Une fois avéré et admis, ce mauvais penchant n'inspirera finalement que le dégoût à Kochan. Il se prend alors à attendre alors la mort "avec une sorte d'impatience", convaincu d'avoir découvert "le véritable but de sa vie". Ce désespoir est vécu à la japonaise. Tout en pudeur et discrétion, sans épanchement, encore moins de lamentation. Les traits figés. Comme ceux d'un masque impassible plaqué sur un visage torturé.

Marguerite Yourcenar avait été intriguée par cette quête de l'issue libératrice. Avec Mishima ou La Vision du vide, elle scrutait dans l'oeuvre de cet auteur froid et talentueux les prémices de la mort planifiée de longue date. Mishima a mis un terme à sa vie vingt ans plus tard de la manière la plus violente qui soit. La fascination de Kochan pour le sang, la mort, le suicide sont évoqués à maintes reprises dans cet ouvrage. Sauf peut-être le décorum morbide et spectaculaire avec lequel Mishima passera à l'acte dans la plus pure tradition samouraï, le lecteur ne pourra envisager d'autre épilogue à telle vie de tourments.

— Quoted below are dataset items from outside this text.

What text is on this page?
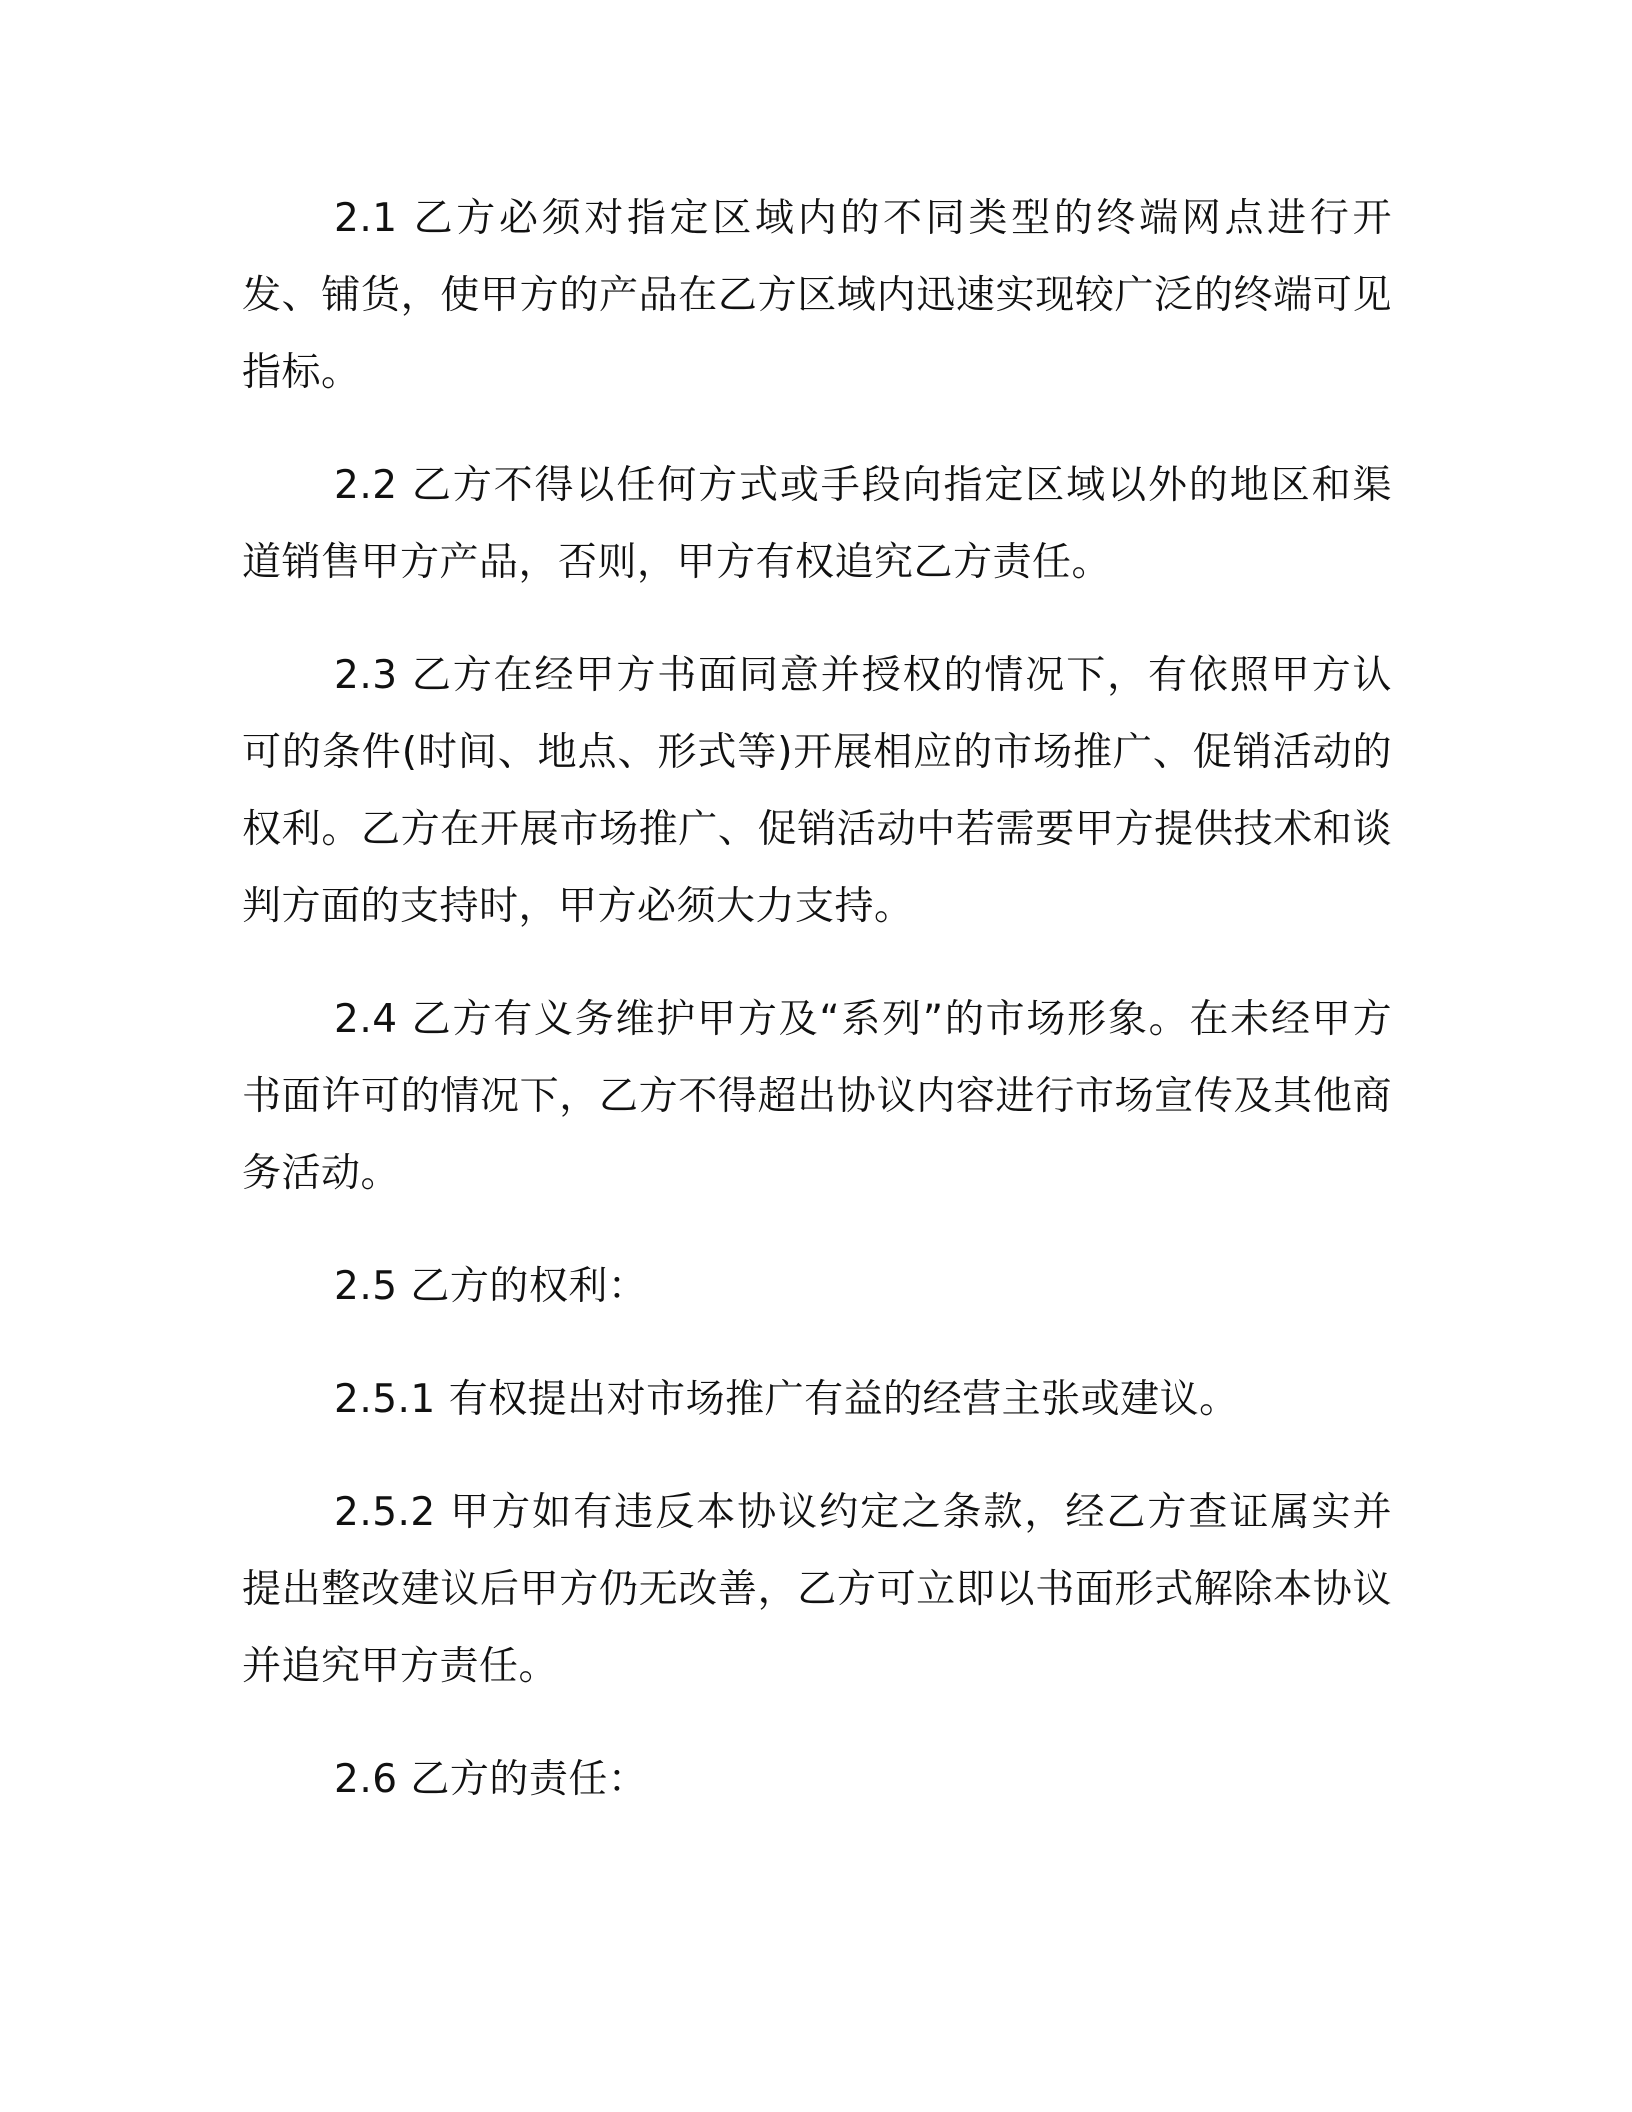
2.1 乙方必须对指定区域内的不同类型的终端网点进行开发、铺货，使甲方的产品在乙方区域内迅速实现较广泛的终端可见指标。

2.2 乙方不得以任何方式或手段向指定区域以外的地区和渠道销售甲方产品，否则，甲方有权追究乙方责任。

2.3 乙方在经甲方书面同意并授权的情况下，有依照甲方认可的条件(时间、地点、形式等)开展相应的市场推广、促销活动的权利。乙方在开展市场推广、促销活动中若需要甲方提供技术和谈判方面的支持时，甲方必须大力支持。

2.4 乙方有义务维护甲方及“系列”的市场形象。在未经甲方书面许可的情况下，乙方不得超出协议内容进行市场宣传及其他商务活动。

2.5 乙方的权利：

2.5.1 有权提出对市场推广有益的经营主张或建议。

2.5.2 甲方如有违反本协议约定之条款，经乙方查证属实并提出整改建议后甲方仍无改善，乙方可立即以书面形式解除本协议并追究甲方责任。

2.6 乙方的责任：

Dans un style dépouillé, austère, Mishima décrypte cette sombre alchimie qui l'a rendu incapable de conjuguer sensualité et sexualité, attirance et convenance. Pourtant, de la capacité d'aimer son coeur ne manquait pas. Mais son penchant abhorré, imposé par une volonté supérieure, lui a dérobé la plénitude nécessaire à toute harmonie dans la vie affective.

Ce récit est d'autant plus touchant lorsque l'on sait que l'auteur est allé au bout de ses tendances suicidaires. Il a choisi pour mettre fin à ses jours de s'infliger la sentence traditionnelle de ceux dont l'honneur a été bafoué.

Le texte pourrait souffrir de quelques longueurs si le lecteur ne les percevait pas comme nécessaires à l'imprégnation du malaise vécu par son narrateur. Tout en retenue, cet ouvrage trouve sa beauté dans la pudeur qui l'inspire, même quand son héros y évoque ses "mauvaises habitudes".